Harriet was again summoned. A man—a stranger—was awaiting her in the hall; he was the precursor of those who would sit that day upon Wallace Blatchford's death and try to determine, formally, whose was the hand that had done it—the coroner's man. He too, she saw, was already convinced what hand it had been—Eaton's. She took him to the study, then to the room above where Wallace Blatchford lay dead. She stood by while he made his brief, conventional examination. She looked down at the dead man's face. Poor Cousin Wallace! he had destroyed his own life long before, when he had destroyed her father's sight; from that time on he had lived only to recompense her father for his blindness. Cousin Wallace's life had been a pitiable, hopeless, loving perpetuation of his penance; he had let himself hold nothing of his own in life; he had died, as she knew he would have wished to die, giving his life in service to his cousin; she was not unduly grieving over him.

She answered the man's questions, calmly and collectedly; but her mind was not upon what she was saying. Her mind was upon only one thing—even of that she could not think connectedly. Some years ago, something—she did not know what—had happened to Hugh; to-night, in some strange way unknown to her, it had culminated in her father's study. He had fought some one; he had rushed away to follow some one. Whom? Had he heard that some one in the study and gone down? Had he been fighting their battle—her father's and hers? She knew that was not so. Hugh had been fully dressed. What did it mean that he had said to her that these events would either destroy him or would send him back to her as—as something different? Her thought supplied no answer.

But whatever he had done, whatever he might be, she knew his fate was hers now; for she had given herself to him utterly. She had told that to herself as she fled and pursued with him that night; she had told it to him; she later had told it—though she had not meant to yet—to her father. She could only pray now that out of the events of this night might not come a grief to her too great for her to bear.
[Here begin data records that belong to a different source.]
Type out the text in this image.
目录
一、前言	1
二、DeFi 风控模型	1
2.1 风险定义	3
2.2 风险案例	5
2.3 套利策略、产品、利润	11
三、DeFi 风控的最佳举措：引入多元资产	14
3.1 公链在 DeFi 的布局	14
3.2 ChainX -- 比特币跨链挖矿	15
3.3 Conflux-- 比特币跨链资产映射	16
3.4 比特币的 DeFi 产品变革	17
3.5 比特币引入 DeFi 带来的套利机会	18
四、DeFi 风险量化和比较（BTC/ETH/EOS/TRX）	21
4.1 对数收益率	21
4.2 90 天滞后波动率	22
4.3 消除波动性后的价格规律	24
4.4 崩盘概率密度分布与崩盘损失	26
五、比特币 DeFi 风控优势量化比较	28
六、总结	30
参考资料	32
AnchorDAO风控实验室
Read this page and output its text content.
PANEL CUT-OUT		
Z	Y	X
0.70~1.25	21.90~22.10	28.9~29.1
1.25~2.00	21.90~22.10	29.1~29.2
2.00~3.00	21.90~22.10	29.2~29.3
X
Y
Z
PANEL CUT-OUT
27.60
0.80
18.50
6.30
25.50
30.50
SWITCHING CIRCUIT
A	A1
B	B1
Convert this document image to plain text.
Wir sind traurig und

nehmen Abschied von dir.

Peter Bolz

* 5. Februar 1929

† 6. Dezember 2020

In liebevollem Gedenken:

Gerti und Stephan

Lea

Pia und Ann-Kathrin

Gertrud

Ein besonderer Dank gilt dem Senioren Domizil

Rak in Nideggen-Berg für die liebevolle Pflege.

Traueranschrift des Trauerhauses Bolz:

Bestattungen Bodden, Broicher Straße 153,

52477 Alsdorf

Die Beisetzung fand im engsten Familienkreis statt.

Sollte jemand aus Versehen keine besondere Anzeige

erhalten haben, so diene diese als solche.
She went to the rooms that had been Eaton's. The police, in stripping them of his possessions, had overlooked his cap; she found the bit of gray cloth and hugged it to her. She whispered his name to herself—Hugh—that secret of his name which she had kept; she gloried that she had that secret with him which she could keep from them all. What wouldn't they give just to share that with her—his name, Hugh!

She started suddenly, looking through the window. The east, above the lake, was beginning to grow gray. The dawn was coming! It was beginning to be day!

She hurried to the other side of the house, looking toward the west. How could she have left him, hurt and bleeding and alone in the night! She could not have done that but that his asking her to go had told that it was for his safety as well as hers; she could not help him any more then; she would only have been in the way. But now—She started to rush out, but controlled herself; she had to stay in the house; that was where the first word would come if they caught him; and then he would need her, how much more! The reporters on the lawn below her, seeing her at the window, called up to her to know further particulars of what had happened and what the murder meant; she could see them plainly in the increasing light. She could see the lawn and the road before the house.

Day had come.

And with the coming of day, the uncertainty and disorder within and about the house seemed to increase. . . . But in the south wing, with its sound-proof doors and its windows closed against the noises from the lawn, there was silence; and in this silence, an exact, compelling, methodic machine was working; the mind of Basil Santoine was striving, vainly as yet, but with growing chances of success, to fit together into the order in which they belonged and make clear the events of the night and all that had gone before—arranging, ordering, testing, discarding, picking up again and reordering all that had happened since that other murder, of Gabriel Warden.